MultivariateNormalStructured.get_locscale_constructor()

MultivariateNormalStructured.get_locscale_constructor()#

classmethod MultivariateNormalStructured.get_locscale_constructor(penalties, tol=1e-06, precompute_masks=True, validate_args=False, allow_nan_stats=True, include_normalizing_constant=True)[source]#

Creates a constructor for this distribution that takes a location array and an array of marginal scales.

Parameters:

  • penalties (Sequence[Array | ndarray | bool | number | bool | int | float | complex]) – Sequence of arrays, the penalty matrices of the marginal smooths.

  • tol (float, default: 1e-06) – Tolerance used when computing the ranks of the marginal penalties and the pseudo log-determinant.
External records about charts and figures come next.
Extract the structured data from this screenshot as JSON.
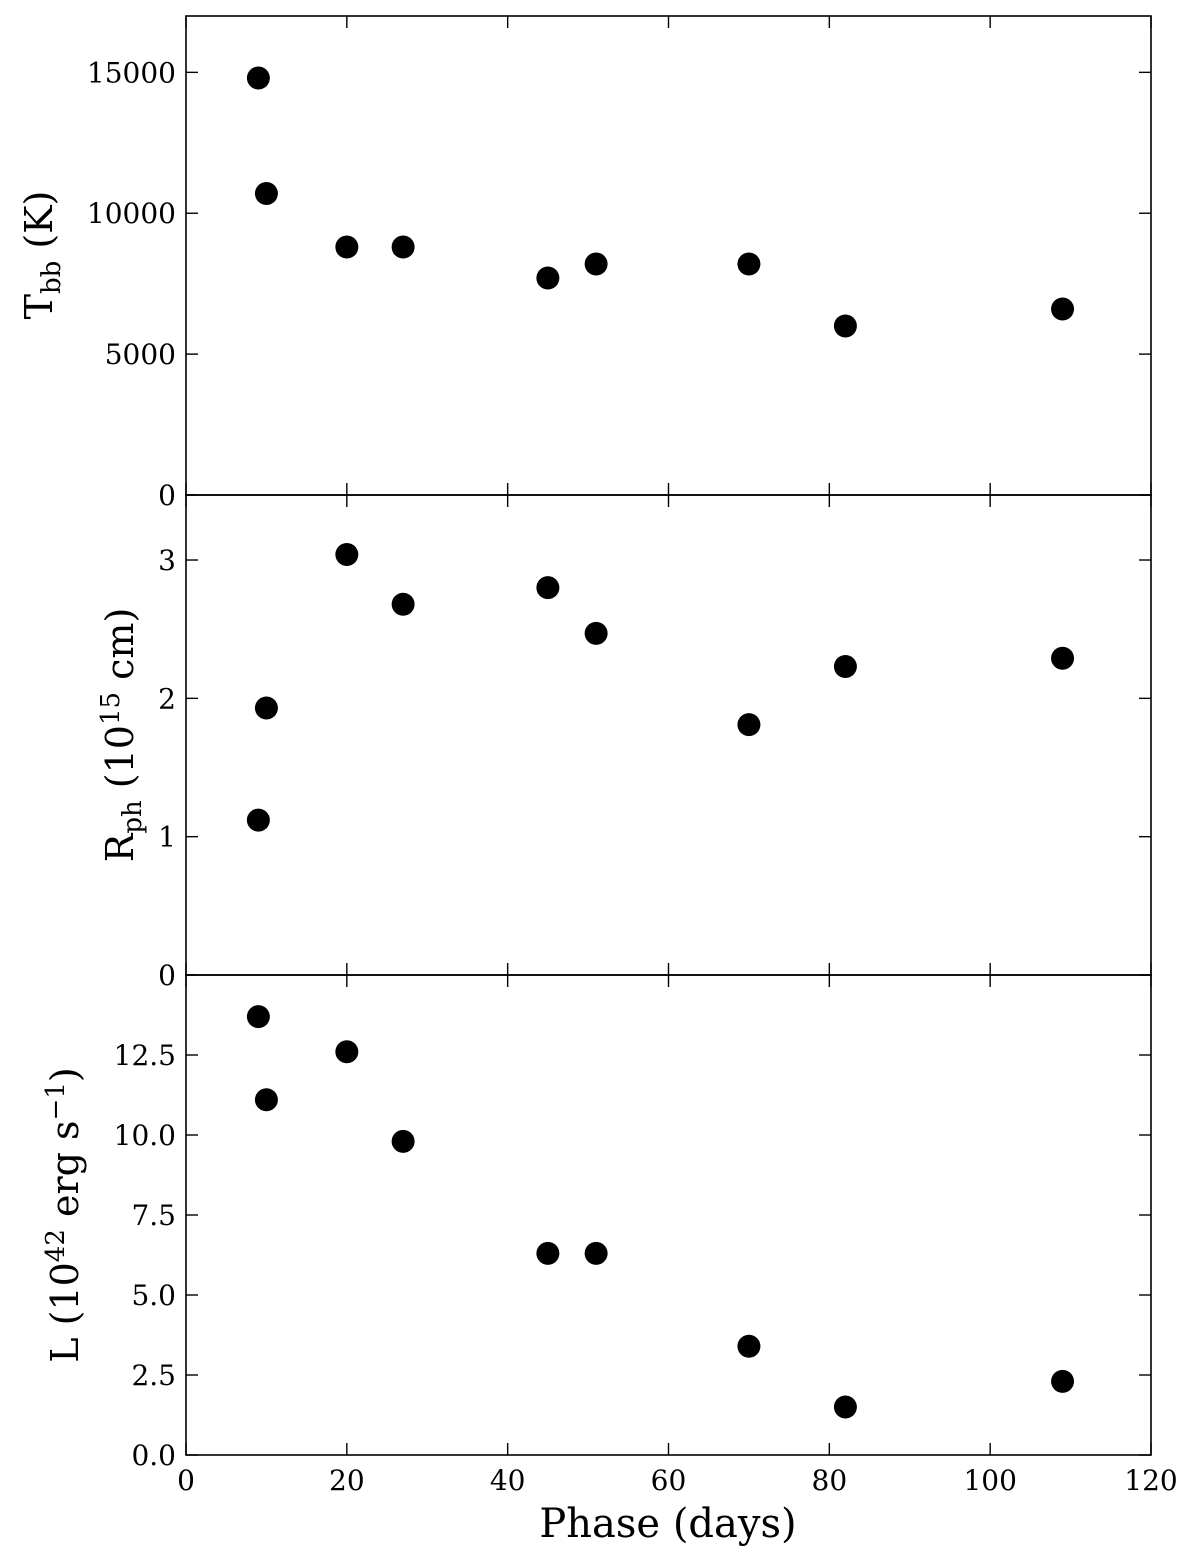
{
  "chart_data": {
    "type": "scatter",
    "xlabel": "Phase (days)",
    "xlim": [
      0,
      120
    ],
    "xticks": [
      0,
      20,
      40,
      60,
      80,
      100,
      120
    ],
    "x_tick_labels": [
      "0",
      "20",
      "40",
      "60",
      "80",
      "100",
      "120"
    ],
    "panels": [
      {
        "ylabel": {
          "main": "T",
          "sub": "bb",
          "rest": " (K)"
        },
        "ylim": [
          0,
          17000
        ],
        "yticks": [
          0,
          5000,
          10000,
          15000
        ],
        "y_tick_labels": [
          "0",
          "5000",
          "10000",
          "15000"
        ],
        "x": [
          9,
          10,
          20,
          27,
          45,
          51,
          70,
          82,
          109
        ],
        "y": [
          14800,
          10700,
          8800,
          8800,
          7700,
          8200,
          8200,
          6000,
          6600
        ]
      },
      {
        "ylabel": {
          "main": "R",
          "sub": "ph",
          "rest": " (10",
          "sup": "15",
          "rest2": " cm)"
        },
        "ylim": [
          0,
          3.47
        ],
        "yticks": [
          0,
          1,
          2,
          3
        ],
        "y_tick_labels": [
          "0",
          "1",
          "2",
          "3"
        ],
        "x": [
          9,
          10,
          20,
          27,
          45,
          51,
          70,
          82,
          109
        ],
        "y": [
          1.12,
          1.93,
          3.04,
          2.68,
          2.8,
          2.47,
          1.81,
          2.23,
          2.29
        ]
      },
      {
        "ylabel": {
          "main": "L (10",
          "sup1": "42",
          "mid": " erg s",
          "sup2": "−1",
          "end": ")"
        },
        "ylim": [
          0,
          15
        ],
        "yticks": [
          0,
          2.5,
          5,
          7.5,
          10,
          12.5
        ],
        "y_tick_labels": [
          "0.0",
          "2.5",
          "5.0",
          "7.5",
          "10.0",
          "12.5"
        ],
        "x": [
          9,
          10,
          20,
          27,
          45,
          51,
          70,
          82,
          109
        ],
        "y": [
          13.7,
          11.1,
          12.6,
          9.8,
          6.3,
          6.3,
          3.4,
          1.5,
          2.3
        ]
      }
    ]
  }
}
Any eigenvalue of a marginal penalty smaller than this tolerance will be treated as zero.

  • precompute_masks (bool, default: True) – Whether to pre-compute and store the indices referring to non-zero and zero eigenvalues, are compare the eigenvalues to the tolerance in every function call at runtime. Pre-computing is safer, because this allows us to run an additional check whether the zero- and non-zero eigenvalues are successfully distinguished by the tolrance.

  • include_normalizing_constant (bool, default: True) – Whether to include the normalizing constant when computing the log density in the .log_prob method. If True, the returned log probability will be equal to the log probability returned by a MultivariateNormalFullCovariance, if all marginal penalty matrices are of full rank.

Return type:

Callable[[Array | ndarray | bool | number | bool | int | float | complex, Array | ndarray | bool | number | bool | int | float | complex], MultivariateNormalStructured]

Returns:

The returned constructor takes the following arguments:

  • loc: Location array with shape (B, J), where B is the batch shape and J is the event shape.

  • scales: Array of scales for the marginal smooths, has shape (B, M) where B is the batch shape and M is the number of marginal smooths.

Examples

>>> import jax
>>> import jax.numpy as jnp
>>> from liesel.contrib.splines import pspline_penalty
>>> import liesel_gam as gam

>>> K1 = pspline_penalty(6)
>>> K2 = pspline_penalty(8)

>>> MVNDStrct = gam.MultivariateNormalStructured.get_locscale_constructor(
...     [K1, K2]
... )

>>> n = K1.shape[-1] * K2.shape[-1]
>>> loc = jnp.zeros(n)
>>> scales = jnp.array([1.0, 2.0])

>>> dist = MVNDStrct(loc=loc, scales=scales)
>>> dist.log_prob(jnp.zeros(n)).round(1)
Array(-22.2, dtype=float32)

Draw some random samples from the stochastic part:

>>> xnew = dist.sample(sample_shape=(2,), seed=jax.random.key(1))
>>> xnew.shape
(2, 48)